Bursa Nutku ve Askerî Darbeler
Bursa Nutku ve Askerî Darbeler
15 Temmuz 2016 darbesi ile ilgili olarak bir okuyucum kısa ve öz bir yorum yapmış; benzeri bir yazıyı da gazeteci Mehmed Göktaş kaleme almıştır. Şöyle diyorlar:
“15 Temmuz darbesi kaçınılmaz bir darbeydi. Bunun önüne geçilmesi ise imkânsızdı. Çünkü orduda yönetim kademesinde olan general ve amirallerin yarısı FETÖ örgütüne mensuptu. Bunları yargılaması ve tutuklaması gereken yargı ve emniyet teşkilatı da FETÖ’nün etkisi altına girmişti. Üniversiteler, kamu kurumları ve iş dünyası da ABD’nin güdümündeki FETÖ’den talimat almaktaydı. İşte devlet yönetimi, bu tehlikeli durumdan kurtulabilmek için darbeyi önlemekten ziyade, en hafif şekilde atlatılması için çalışmıştır.”
Bu ifadelere katıldığım için 15 Temmuz’u, FETÖ’nün suçüstü yakalandığı ve iç yüzünün açığa çıkarıldığı bir darbe olarak ifade etmeye çalışıyorum. Elbette bu darbe ile ilgili olarak çok daha derinlemesine analizler yapılmalı ve darbelerin gerçek sebepleri araştırılmalıdır. Meseleyi sadece İslam düşmanlığı ile meşhur FETÖ’ye indirgemek kolaycılığa kaçmaktır. Konunun sosyolojik ve tarihî yönden analiz edilmesi şarttır.
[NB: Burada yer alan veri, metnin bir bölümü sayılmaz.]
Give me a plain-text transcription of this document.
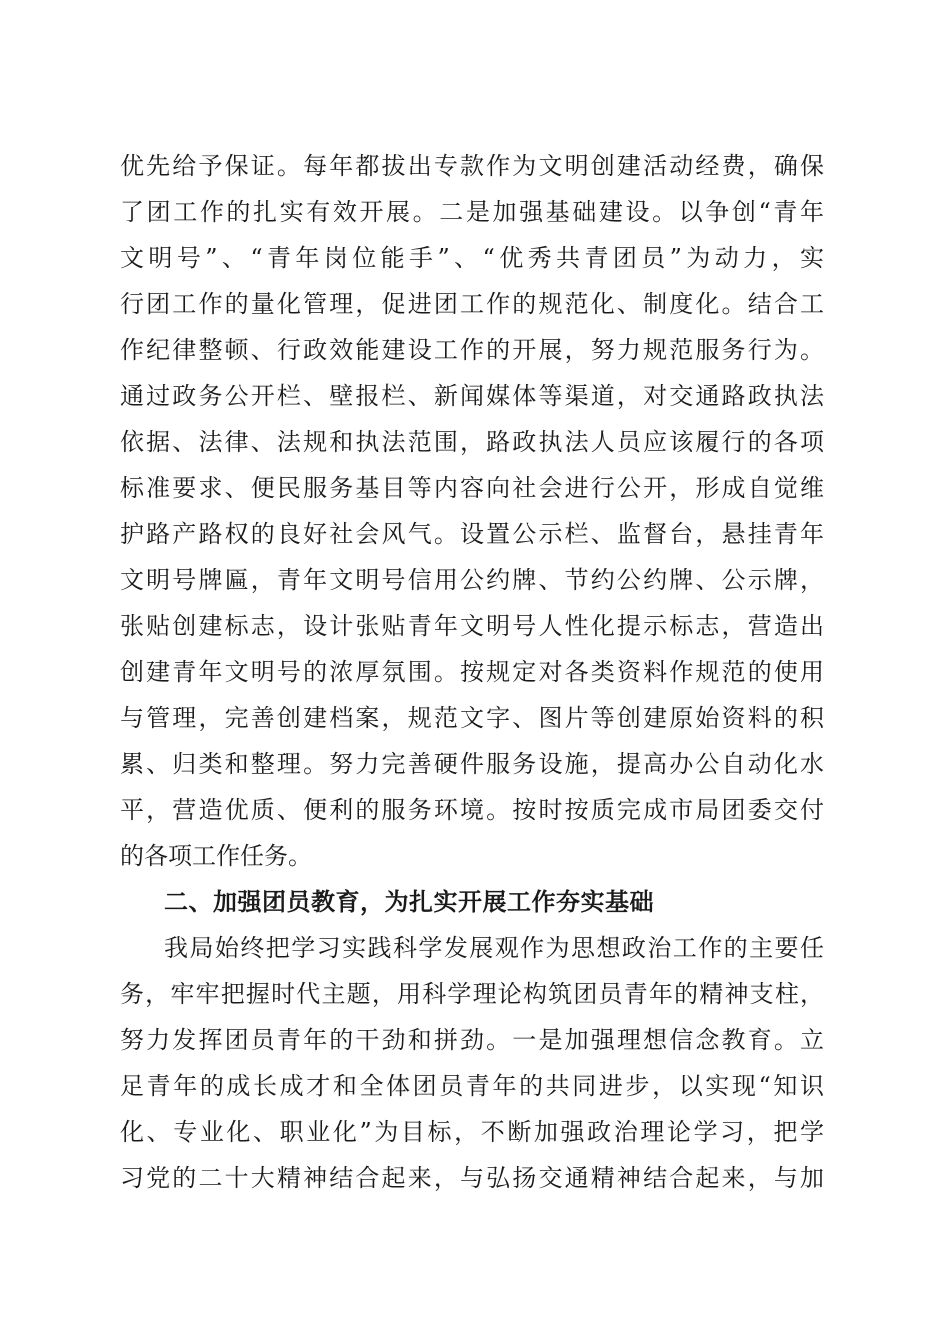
优先给予保证。每年都拔出专款作为文明创建活动经费，确保
了团工作的扎实有效开展。二是加强基础建设。以争创“青年
文明号”、“青年岗位能手”、“优秀共青团员”为动力，实
行团工作的量化管理，促进团工作的规范化、制度化。结合工
作纪律整顿、行政效能建设工作的开展，努力规范服务行为。
通过政务公开栏、壁报栏、新闻媒体等渠道，对交通路政执法
依据、法律、法规和执法范围，路政执法人员应该履行的各项
标准要求、便民服务基目等内容向社会进行公开，形成自觉维
护路产路权的良好社会风气。设置公示栏、监督台，悬挂青年
文明号牌匾，青年文明号信用公约牌、节约公约牌、公示牌，
张贴创建标志，设计张贴青年文明号人性化提示标志，营造出
创建青年文明号的浓厚氛围。按规定对各类资料作规范的使用
与管理，完善创建档案，规范文字、图片等创建原始资料的积
累、归类和整理。努力完善硬件服务设施，提高办公自动化水
平，营造优质、便利的服务环境。按时按质完成市局团委交付
的各项工作任务。
二、加强团员教育，为扎实开展工作夯实基础
我局始终把学习实践科学发展观作为思想政治工作的主要任
务，牢牢把握时代主题，用科学理论构筑团员青年的精神支柱，
努力发挥团员青年的干劲和拼劲。一是加强理想信念教育。立
足青年的成长成才和全体团员青年的共同进步，以实现“知识
化、专业化、职业化”为目标，不断加强政治理论学习，把学
习党的二十大精神结合起来，与弘扬交通精神结合起来，与加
İşte bu çalışmalara katkıda bulunmak maksadıyla “Bursa Nutku” olarak ifade edilen ve CHP Genel Başkanına ait olduğu söylenen bir metinden bahsetmek gereklidir. Zira bu metin, eğitim sistemimizde kutsal metinler gibi kabul edilmiş ve tartışılmasına müsaade edilmeyen ifadeler taşımaktadır.
Türkiye’de askerî darbeler ve şiddete dayalı terörün kaynaklarını anlamak istiyorsak, bir dönem gençliğe Kur’an sureleri gibi ezberletilen metinlere bakmak önemlidir. Bunlardan biri de 5 Şubat 1933 tarihinde söylendiği ifade edilen bu nutuktur. Bu nutuk ve konuşmanın, Türkçe ezan protestolarına karşı yapıldığı söylenmektedir. 1966 yılında İzmir’de bir mahkeme, bu nutkun bildiri hâlinde dağıtılmasını yasaklamıştır. Fakat Türk Tarih Kurumu Yönetim Kurulu, bu nutkun gerçek olduğuna karar vermiştir. Daha sonra, 1975 yılında Kayseri Ağır Ceza Mahkemesi de bu nutkun yargısal bir gerçek olduğuna dair kararını açıklamıştır.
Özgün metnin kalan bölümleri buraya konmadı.